Know that you are not alone.
Working in Japan will involve many things for you to consider. The basics alone can get your mind reeling and you in a frantic mode- affordable housing, accessibility to the essentials, location of your work, and the list goes on.
Kanagawa Housing Support Center for Foreigners, also known as SumaSen, addresses these kinds of issues among foreigners. This support group provides necessary housing and livelihood. Its executive director, Isao Nagasawa, has a phrase that embodies their organization: “able to feel safe, able to eat, and able to sleep.”
Creating a country that easily caters to housing issues of foreigners has been one of the objectives of SumaSen. They incorporated the help of real estate agencies to make living situations that have been an ongoing issue since the 1990s accessible. As the years go by and the influx of foreigners arises, more people with housing, labor, debts, and other financial problems come to SumaSen for help.

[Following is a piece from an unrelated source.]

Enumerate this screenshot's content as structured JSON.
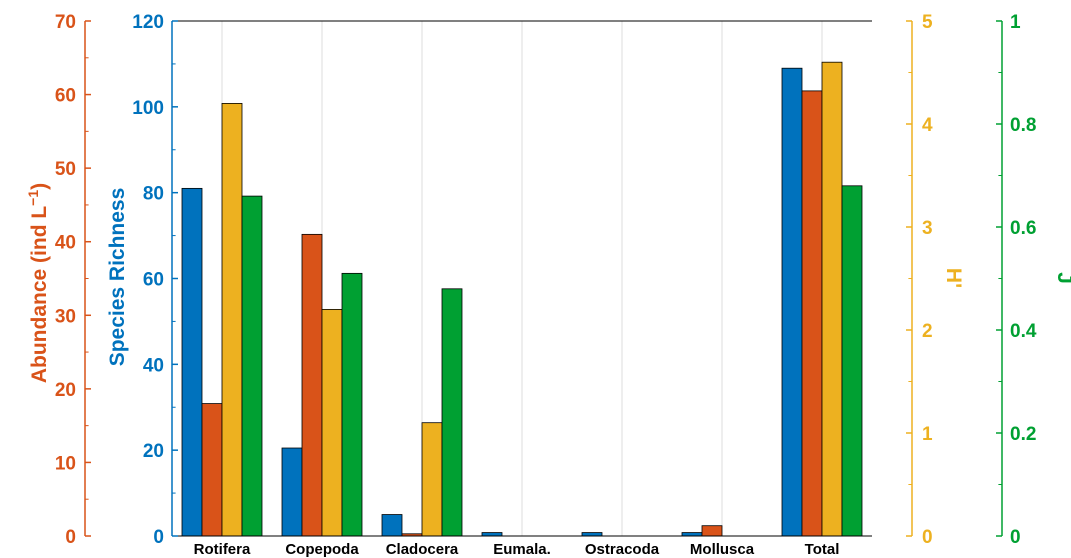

Going back to the language barrier, SumaSen has taken on the role of Japanese-language lesson provider because of the lack of measures from the government. Other than the matters mentioned above, learning the language is a predicament that haunts the majority because, let’s face it, fluency in Japanese opens massive doors of opportunities. SumaSen provides one-stop support for its clients and is sworn to hold on to a case until its resolution is fully achieved. They even created a manual that translates to five different languages that answer frequently asked questions. It also categorizes typical issues to make it easier for foreigners and government workers to understand each other.
It doesn’t have to be Sayonara just yet.
Does Japan hire foreigners? After having a clear grasp of what is waiting for you there, you need not worry whether Japan hires foreigners. This is never a question of if but rather a loaded question of how much you can adapt. Why not start with the basics of the Japanese language for your future work in Japan?
Besides, it is the land of the rising sun, after all. And where the sun rises, Sakuras are not the only beautiful things that bloom, and unlike those beautiful flowers that only appear in mid-March and early May, opportunities in Japan blossom all year round.